MS 79'da Vespasianus'un yerine Augustus olarak Titus geçti ve Sezar'ın kıdemsiz pozisyonunu Domitianus aldı. Ancak Titus'un saltanı kısa sürecek MS 81'de hastalanıp ölmeden önce yalnızca iki yıl hüküm sürecekti. Domitianus'un, her zaman kıskançlıkla gölgesinde yaşadığı abisi Titus'u öldürdüğü söylentisi şaşırtıcı değildir ve Domitianus'un en sonunda en yüksek gücü ele geçirdiğinde, babasından ve kardeşinden daha abartılı bir şekilde hükmetmesi de şaşırtıcı değildir.
Abisi Titus'un ölümünden sonra kardeşi Domitianus, Flavian hanedanının üçüncü imparatoru olarak iktidarı ele geçirmek için hiç vakit kaybetmedi. Kısa süre sonra, hükümetin tüm yönleri üzerinde sıkı bir kontrol sahibi olan, vicdanlı, ayrıntı odaklı bir yönetici olduğunu kanıtladı. Düzensiz askeri geçmişine rağmen lejyonlar Domitianus'u maaşlarını neredeyse yüzde 50 artırdığı için seviyorlardı. Ancak Domitianus'un aristokrasiye yönelik şüphesi kısa sürede paranoyaya dönüştü. MS 87 ve 89'da kendisine karşı yapılan başarısız komplolar onun tüm kısıtlamalardan vazgeçmesine neden oldu ve MS 93'te Roma bir terör saltanatının pençesine düşmüştü. Domitianus'un karısı bile kendi hayatından endişe etmeye başladı ve imparatorun kişisel görevlilerini ona karşı komplo kurmaya teşvik etti ve bu da MS 96'da bir saray komplosunda suikast sonucu Domitianus'un öldürülmesine yol açtı.
Domitianus halk ve ordu arasında popülerdi, ancak Roma senatosu üyeleri tarafından bir tiran olarak görülüyordu.
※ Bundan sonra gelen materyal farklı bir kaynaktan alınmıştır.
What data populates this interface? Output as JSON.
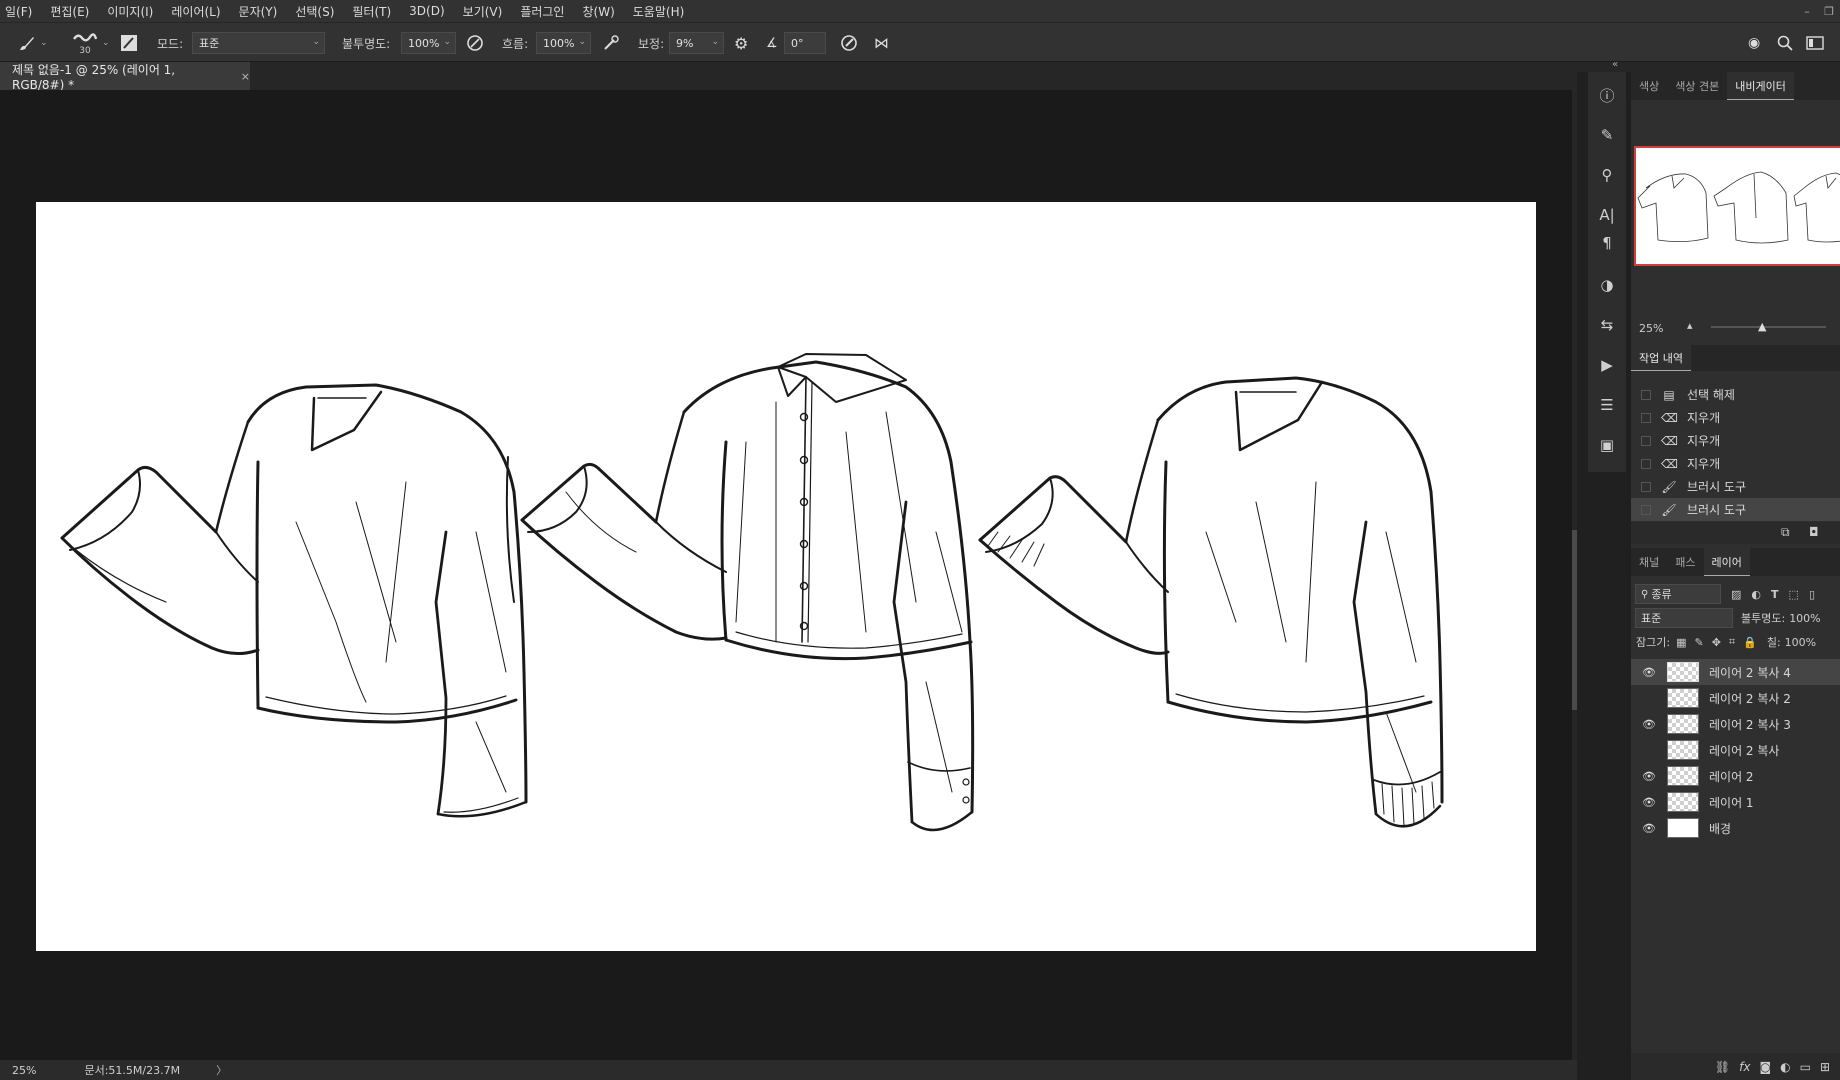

Ölümünden sonra, Domitianus'un hatırası Senato tarafından unutulmaya mahkum edilirken, Tacitus, Genç Pliny ve Suetonius gibi senato ve süvari yazarları, Domitianus'un zalim ve paranoyak bir tiran olduğu görüşünü yaydılar. Modern eleştirmenler bunun yerine Domitianus'u kültürel, ekonomik ve politik programları barışçıl ikinci yüzyılın temelini oluşturan acımasız ama etkili bir otokrat olarak nitelendirmişlerdir.